Finalized proposal for changes to i18n in KF5

Mon Jan 7 23:01:07 GMT 2013

On Sat, Jan 05, 2013 at 06:38:58PM +0100, Chusslove Illich wrote:
> > [: Oswald Buddenhagen :]
> > of course, it would be even better if you strived for submission to qt-
> > project, if at all realistic (for now probably an add-on, but definitely
> > under cla). otherwise you'll see the same effect every other useful lgpl'd
> > qt framework sees sonner or later: it gets re-implemented (if the effort
> > is deemed acceptable by an interested party).
> 
> I'm not opposed to some additional bureaucracy in order to make the
> framework more accessible to potential users. But I'd have to see what it
> actually means, and what could be the tradeoff.
> 
well, the bureaucracy is finding all code which is not fully copyrighted
by you, and determining whether the authors can be reached and agree to
signing the CLA. if not, rewrite the code, or drop the idea.

> As for another party reimplementating the framework, I don't see what factor
> is that.
>
well, it's a personal factor. i'd hate it to see my thoroughly
engineered code being displaced by a (possibly even slightly inferior)
competitor just because i can't compete on licensing compatibility
terms.
this is of course a challenge that all of kde frameworks will face, and
all but the most specialized+big ones will lose in the longer term - as
they always have.

> (Hypothetically speaking, though, I don't see it happening: if someone
> wants Gettext-based translation in Qt code but not through Ki18n, I
> expect he will, well, use Gettext directly.)
> 
nobody wants gettext as such (only setting up a compatible workflow is
important, and that mostly "only" in the FOSS world). i couldn't care
less, and i even see it as an disincentive (because i have no direct
control over the data formats and tools, and even if i can change
something, there is the problem of slow independent distribution of
these newer versions).
the real worth of your work (and majority of effort, i suppose) lies in
all that semantic and scripting stuff, including the documentation
(which implies standardization on sane guidelines).

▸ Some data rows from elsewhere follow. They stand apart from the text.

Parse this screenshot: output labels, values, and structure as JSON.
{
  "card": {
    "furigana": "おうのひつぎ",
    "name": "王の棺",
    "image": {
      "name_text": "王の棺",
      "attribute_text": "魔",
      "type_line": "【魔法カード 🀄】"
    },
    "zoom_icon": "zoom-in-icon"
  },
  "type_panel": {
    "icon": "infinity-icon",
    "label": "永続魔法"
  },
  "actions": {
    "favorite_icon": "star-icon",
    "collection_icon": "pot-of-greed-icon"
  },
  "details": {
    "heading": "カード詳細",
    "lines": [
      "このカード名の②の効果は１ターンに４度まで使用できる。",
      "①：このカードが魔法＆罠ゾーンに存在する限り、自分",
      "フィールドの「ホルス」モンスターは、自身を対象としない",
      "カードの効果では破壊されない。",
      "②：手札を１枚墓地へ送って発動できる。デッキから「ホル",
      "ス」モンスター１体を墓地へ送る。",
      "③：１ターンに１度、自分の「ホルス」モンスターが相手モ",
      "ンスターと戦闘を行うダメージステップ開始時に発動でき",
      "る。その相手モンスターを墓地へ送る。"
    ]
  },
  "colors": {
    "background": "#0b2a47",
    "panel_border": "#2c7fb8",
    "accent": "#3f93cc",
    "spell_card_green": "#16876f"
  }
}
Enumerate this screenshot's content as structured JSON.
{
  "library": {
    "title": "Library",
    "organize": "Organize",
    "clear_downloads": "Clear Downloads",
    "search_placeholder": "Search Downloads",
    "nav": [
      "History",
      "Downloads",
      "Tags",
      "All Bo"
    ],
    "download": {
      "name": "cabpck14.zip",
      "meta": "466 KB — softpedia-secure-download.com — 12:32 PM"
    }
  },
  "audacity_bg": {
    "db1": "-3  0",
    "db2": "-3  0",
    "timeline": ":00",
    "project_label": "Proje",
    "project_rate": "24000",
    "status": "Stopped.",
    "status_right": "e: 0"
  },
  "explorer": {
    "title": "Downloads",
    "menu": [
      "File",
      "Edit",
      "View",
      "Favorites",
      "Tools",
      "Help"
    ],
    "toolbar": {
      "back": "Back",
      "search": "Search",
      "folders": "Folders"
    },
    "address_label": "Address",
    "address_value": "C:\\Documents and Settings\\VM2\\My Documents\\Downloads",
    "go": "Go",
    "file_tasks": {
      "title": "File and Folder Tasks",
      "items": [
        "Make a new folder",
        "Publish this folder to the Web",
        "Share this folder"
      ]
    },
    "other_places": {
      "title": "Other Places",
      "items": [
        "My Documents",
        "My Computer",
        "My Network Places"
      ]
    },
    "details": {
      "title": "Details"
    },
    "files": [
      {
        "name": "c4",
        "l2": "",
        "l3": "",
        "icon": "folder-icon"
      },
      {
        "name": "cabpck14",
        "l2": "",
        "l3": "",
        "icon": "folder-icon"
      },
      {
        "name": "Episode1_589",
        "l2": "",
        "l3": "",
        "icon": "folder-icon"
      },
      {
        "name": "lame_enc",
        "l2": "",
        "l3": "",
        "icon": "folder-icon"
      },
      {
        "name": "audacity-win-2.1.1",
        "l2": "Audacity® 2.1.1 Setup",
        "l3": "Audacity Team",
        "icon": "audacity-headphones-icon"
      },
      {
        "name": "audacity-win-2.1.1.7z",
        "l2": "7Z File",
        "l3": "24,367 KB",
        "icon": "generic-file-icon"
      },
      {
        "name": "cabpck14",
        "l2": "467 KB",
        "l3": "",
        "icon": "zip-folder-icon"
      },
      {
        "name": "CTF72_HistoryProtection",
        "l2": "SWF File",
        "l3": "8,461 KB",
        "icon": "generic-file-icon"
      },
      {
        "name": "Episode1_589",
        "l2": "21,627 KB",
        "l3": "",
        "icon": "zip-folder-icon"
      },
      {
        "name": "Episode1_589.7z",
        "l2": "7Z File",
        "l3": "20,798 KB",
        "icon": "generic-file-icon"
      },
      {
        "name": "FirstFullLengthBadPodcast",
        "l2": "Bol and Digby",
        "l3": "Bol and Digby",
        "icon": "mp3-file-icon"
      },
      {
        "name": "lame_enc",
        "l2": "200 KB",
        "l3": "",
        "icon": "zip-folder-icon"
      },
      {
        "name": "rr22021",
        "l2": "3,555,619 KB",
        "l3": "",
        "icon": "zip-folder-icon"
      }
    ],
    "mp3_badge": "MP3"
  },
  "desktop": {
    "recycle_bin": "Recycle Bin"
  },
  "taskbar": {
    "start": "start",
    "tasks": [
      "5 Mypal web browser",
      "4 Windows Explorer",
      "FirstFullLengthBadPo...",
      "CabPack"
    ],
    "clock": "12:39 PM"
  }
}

> > [...] make klocalizedstring.h #undef TRANSLATION_CATALOG at the end (may
> > need to use a macro indirection to ensure that the macro is fully expanded
> > already at definition time (see QT_STRINGIFY in qt 5)).
> 
> I looked, but couldn't figure out how to use it in this context.
> 
#define RESOLVE_TRANSLATION_CATALOG(c) (c)
#define i18n(...) i18nd(RESOLVE_TRANSLATION_CATALOG(TRANSLATION_CATALOG), __VA_ARGS__)
#undef RESOLVE_TRANSLATION_CATALOG
#undef TRANSLATION_CATALOG

i'm not sure this actually works ...

> I'd definitelly like to have the version markers visible for all elements.
> For example, so that there is no uncertainty whether a marker was forgotten
> or not.
> 
> I struggled with how to present it, and in particular thought that a
> separate colon is an overkill. Maybe have the superscript yet smaller and a
> bit dimmer?
> 
dunno. not sure what vision-impaired people will say to that.
but a separate column is definitely easier to (visually) skip over than
some appendage to the actual items. especially if you put that column
last.

> > and as usual for native-only-in-slavic speakers, some "the"s are missing.
> > i was too lame to record their locations. ^^
> 
> I've given up and put a pox on them.
> 
> (I did toy with another idea though: compute the statistical average of
> the's-per-word for a given class of texts, and then pepper my text
> proportionally.)
> 
lol

> > i don't like the recommendation for extracted vs. disambiguating comments
> > (and closed-source authors will typically do the exact opposite anyway).
> > wouldn't it be sufficient for disambiguiation to strongly recommend
> > consistent use of user interface markers, and thus allow all comments to
> > be extracted?

> > the matter of flagging changes is merely tooling-related.
> 
> Yes, but tooling decisions are related to PO convention and workflow.
> There'd be awful lot of tooling to modify, and modify by adding
> options and not changeing the default behavior.
>
the change is trivial: just add a flag to indicate that the comment
changed. the backwards compatible variant would be just (ab)using fuzzy
for that (e.g., set "fuzzy,fuzzcmt", so updated tools see these "soft
fuzzies", while older tools just treat them as normal fuzzies).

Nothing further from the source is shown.